I love the Tick. For one thing, he was invented just a few towns over from where I grew up. In 1986, teenager Ben Edlund created the Tick as a mascot for New England Comics, the chain of comic shops I frequented as a kid (and still patronize today). His appearances expanded into stories in eventually, in 1988, a comic book, which has been published at odd intervals ever since and inspired a number of spin-offs including the Chainsaw Vigilante, Paul the Samurai, and the Man-Eating Cow.

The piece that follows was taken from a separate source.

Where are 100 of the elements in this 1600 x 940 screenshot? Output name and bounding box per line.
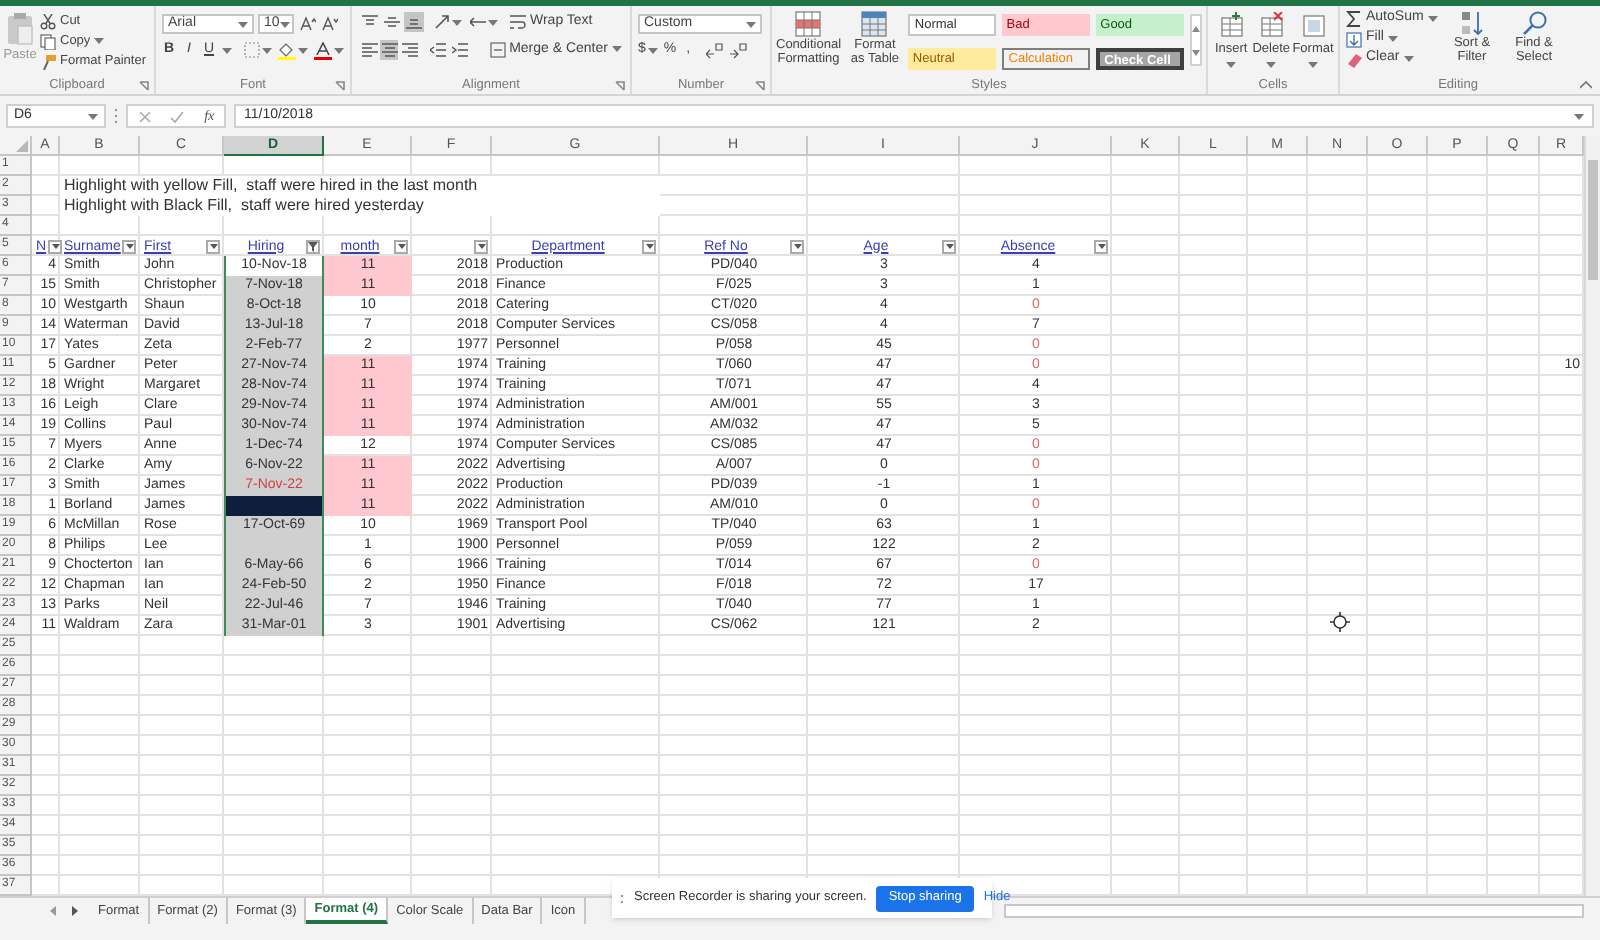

Like the Teenage Mutant Ninja Turtles, the Tick was an independent comic book character whose black-and-white comics were later turned into a popular cartoon in the mid-1990s. The cartoon was largely faithful to the look and spirit of the comics and would become a cult classic in its own right. Finally, in 2001 there was a short-lived live-action series starring the ubiquitous Patrick Warburton as the title character. Ben Edlund, by the way, would go on to work on such geek-beloved projects as Firefly, Angel, and Supernatural, and had a hand in the creation of The Venture Bros.

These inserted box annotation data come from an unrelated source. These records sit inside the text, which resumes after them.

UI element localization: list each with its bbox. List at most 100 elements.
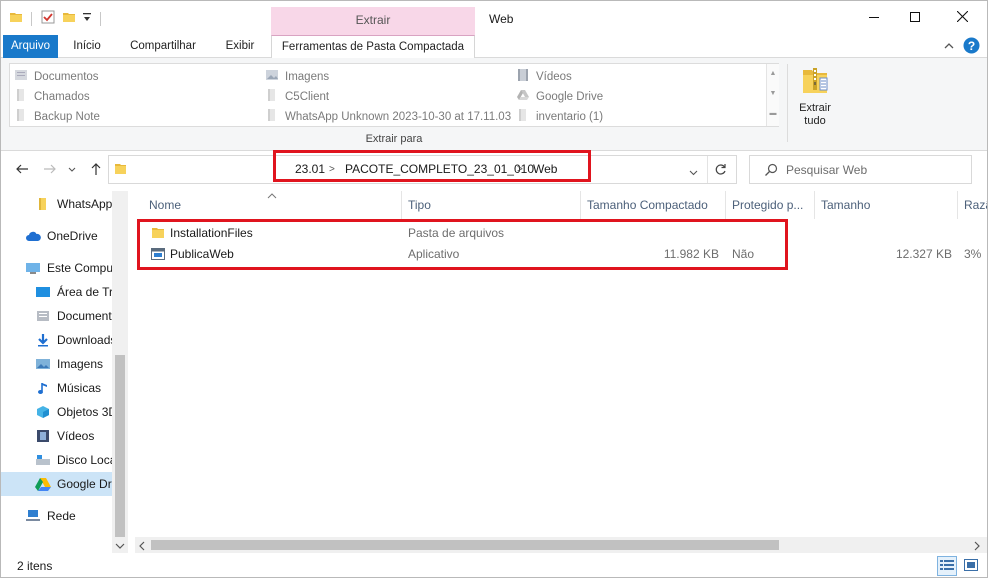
nav-item-area-de-trabalho[interactable]: Área de Trabalho xyxy=(1,280,113,304)
breadcrumb-separator-icon[interactable]: > xyxy=(329,156,335,183)
nav-item-whatsapp[interactable]: WhatsApp xyxy=(1,192,113,216)
scroll-down-icon[interactable] xyxy=(115,539,125,553)
tab-ferramentas-pasta-compactada[interactable]: Ferramentas de Pasta Compactada xyxy=(271,35,475,59)
address-history-button[interactable] xyxy=(689,166,698,180)
customize-qat-icon[interactable] xyxy=(82,11,92,26)
properties-icon[interactable] xyxy=(40,9,56,28)
file-name[interactable]: InstallationFiles xyxy=(170,223,390,244)
arrow-left-icon xyxy=(15,162,29,179)
extract-all-label: Extrair tudo xyxy=(799,102,831,127)
close-button[interactable] xyxy=(939,1,985,35)
folder-icon xyxy=(35,196,51,212)
extract-to-whatsapp-unknown[interactable]: WhatsApp Unknown 2023-10-30 at 17.11.03 xyxy=(265,108,511,125)
nav-item-imagens[interactable]: Imagens xyxy=(1,352,113,376)
details-view-button[interactable] xyxy=(937,556,957,576)
chevron-down-icon xyxy=(689,166,698,180)
file-type: Pasta de arquivos xyxy=(408,226,505,240)
videos-icon xyxy=(35,428,51,444)
refresh-icon xyxy=(714,164,727,179)
column-header-tipo[interactable]: Tipo xyxy=(402,191,580,219)
new-folder-icon[interactable] xyxy=(62,10,76,27)
column-header-nome[interactable]: Nome xyxy=(143,191,401,219)
qat-separator xyxy=(31,11,32,26)
scroll-right-icon[interactable] xyxy=(973,540,981,554)
extract-to-c5client[interactable]: C5Client xyxy=(265,88,329,105)
breadcrumb-web[interactable]: Web xyxy=(533,156,557,183)
up-button[interactable] xyxy=(87,161,105,179)
column-header-tamanho-compactado[interactable]: Tamanho Compactado xyxy=(581,191,725,219)
scroll-down-icon[interactable]: ▼ xyxy=(767,84,779,104)
status-bar: 2 itens xyxy=(1,553,987,577)
nav-scroll-thumb[interactable] xyxy=(115,355,125,537)
large-icons-view-button[interactable] xyxy=(961,556,981,576)
extract-to-backup-note[interactable]: Backup Note xyxy=(14,108,100,125)
nav-item-musicas[interactable]: Músicas xyxy=(1,376,113,400)
folder-icon xyxy=(114,162,127,179)
extract-to-videos[interactable]: Vídeos xyxy=(516,68,572,85)
address-divider xyxy=(707,156,708,183)
nav-item-este-computador[interactable]: Este Computador xyxy=(1,256,113,280)
nav-item-objetos-3d[interactable]: Objetos 3D xyxy=(1,400,113,424)
nav-item-documentos[interactable]: Documentos xyxy=(1,304,113,328)
objects-3d-icon xyxy=(35,404,51,420)
extract-to-gallery: Documentos Chamados Backup Note Imagens … xyxy=(9,63,779,127)
tab-exibir[interactable]: Exibir xyxy=(215,35,265,58)
search-box[interactable] xyxy=(749,155,972,184)
tab-inicio[interactable]: Início xyxy=(63,35,111,58)
file-row[interactable]: InstallationFiles Pasta de arquivos xyxy=(135,223,987,244)
address-bar[interactable]: 23.01 > PACOTE_COMPLETO_23_01_010 > Web xyxy=(108,155,737,184)
tab-arquivo[interactable]: Arquivo xyxy=(3,35,58,58)
extract-to-inventario[interactable]: inventario (1) xyxy=(516,108,603,125)
nav-item-downloads[interactable]: Downloads xyxy=(1,328,113,352)
application-icon xyxy=(151,247,165,263)
column-header-protegido[interactable]: Protegido p... xyxy=(726,191,814,219)
column-header-razao[interactable]: Razão xyxy=(958,191,987,219)
nav-pane-vertical-scrollbar[interactable] xyxy=(112,191,128,553)
extract-to-chamados[interactable]: Chamados xyxy=(14,88,90,105)
nav-item-google-drive[interactable]: Google Drive xyxy=(1,472,113,496)
svg-text:?: ? xyxy=(968,39,975,53)
nav-item-onedrive[interactable]: OneDrive xyxy=(1,224,113,248)
minimize-button[interactable] xyxy=(851,1,897,35)
horizontal-scroll-thumb[interactable] xyxy=(151,540,779,550)
extract-to-documentos[interactable]: Documentos xyxy=(14,68,99,85)
chevron-down-icon xyxy=(68,163,76,177)
file-protected: Não xyxy=(732,247,755,261)
refresh-button[interactable] xyxy=(714,163,727,179)
this-pc-icon xyxy=(25,260,41,276)
scroll-left-icon[interactable] xyxy=(138,540,146,554)
help-button[interactable]: ? xyxy=(963,37,980,57)
navigation-pane: WhatsApp OneDrive Este Computador Área d… xyxy=(1,191,128,553)
nav-item-disco-local[interactable]: Disco Local xyxy=(1,448,113,472)
extract-to-google-drive[interactable]: Google Drive xyxy=(516,88,603,105)
maximize-button[interactable] xyxy=(892,1,938,35)
google-drive-icon xyxy=(516,88,530,105)
nav-item-rede[interactable]: Rede xyxy=(1,504,113,528)
folder-icon xyxy=(9,10,23,27)
arrow-right-icon xyxy=(43,162,57,179)
scroll-up-icon[interactable]: ▲ xyxy=(767,64,779,84)
file-type: Aplicativo xyxy=(408,247,460,261)
tab-compartilhar[interactable]: Compartilhar xyxy=(119,35,207,58)
collapse-ribbon-button[interactable] xyxy=(944,40,954,54)
search-input[interactable] xyxy=(786,161,966,179)
context-tab-title: Extrair xyxy=(355,13,391,27)
recent-locations-button[interactable] xyxy=(63,161,81,179)
back-button[interactable] xyxy=(13,161,31,179)
column-header-tamanho[interactable]: Tamanho xyxy=(815,191,957,219)
breadcrumb-23-01[interactable]: 23.01 xyxy=(295,156,325,183)
file-list-horizontal-scrollbar[interactable] xyxy=(135,537,987,554)
breadcrumb-pacote-completo[interactable]: PACOTE_COMPLETO_23_01_010 xyxy=(345,156,534,183)
extract-to-group-label: Extrair para xyxy=(365,133,423,145)
extract-to-imagens[interactable]: Imagens xyxy=(265,68,329,85)
file-row[interactable]: PublicaWeb Aplicativo 11.982 KB Não 12.3… xyxy=(135,244,987,265)
nav-item-videos[interactable]: Vídeos xyxy=(1,424,113,448)
file-name[interactable]: PublicaWeb xyxy=(170,244,390,265)
extract-all-button[interactable]: Extrair tudo xyxy=(793,64,837,134)
gallery-more-icon[interactable]: ▬ xyxy=(767,104,779,124)
documents-icon xyxy=(35,308,51,324)
forward-button[interactable] xyxy=(41,161,59,179)
chevron-up-icon xyxy=(944,40,954,54)
gallery-scroll[interactable]: ▲ ▼ ▬ xyxy=(766,64,779,126)
breadcrumb-separator-icon[interactable]: > xyxy=(517,156,523,183)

As you’d imagine with a Saturday morning cartoon character, there have been plenty of Tick toys. Most of them were created in Bandai in the mid-1990s, and while the toys were fun, they were also fairly under-articulated, even for the time. Years later, N2 toys squandered the success they’d had with their mediocre Matrix line by sinking it into an even-worse line of live-action Tick figures (one of my worst-reviewed toys ever). Legend has it the line bombed so bad, it’s why N2 changed their name to Mirage Toys. (I don’t know what happened to the company after that–is it still around?)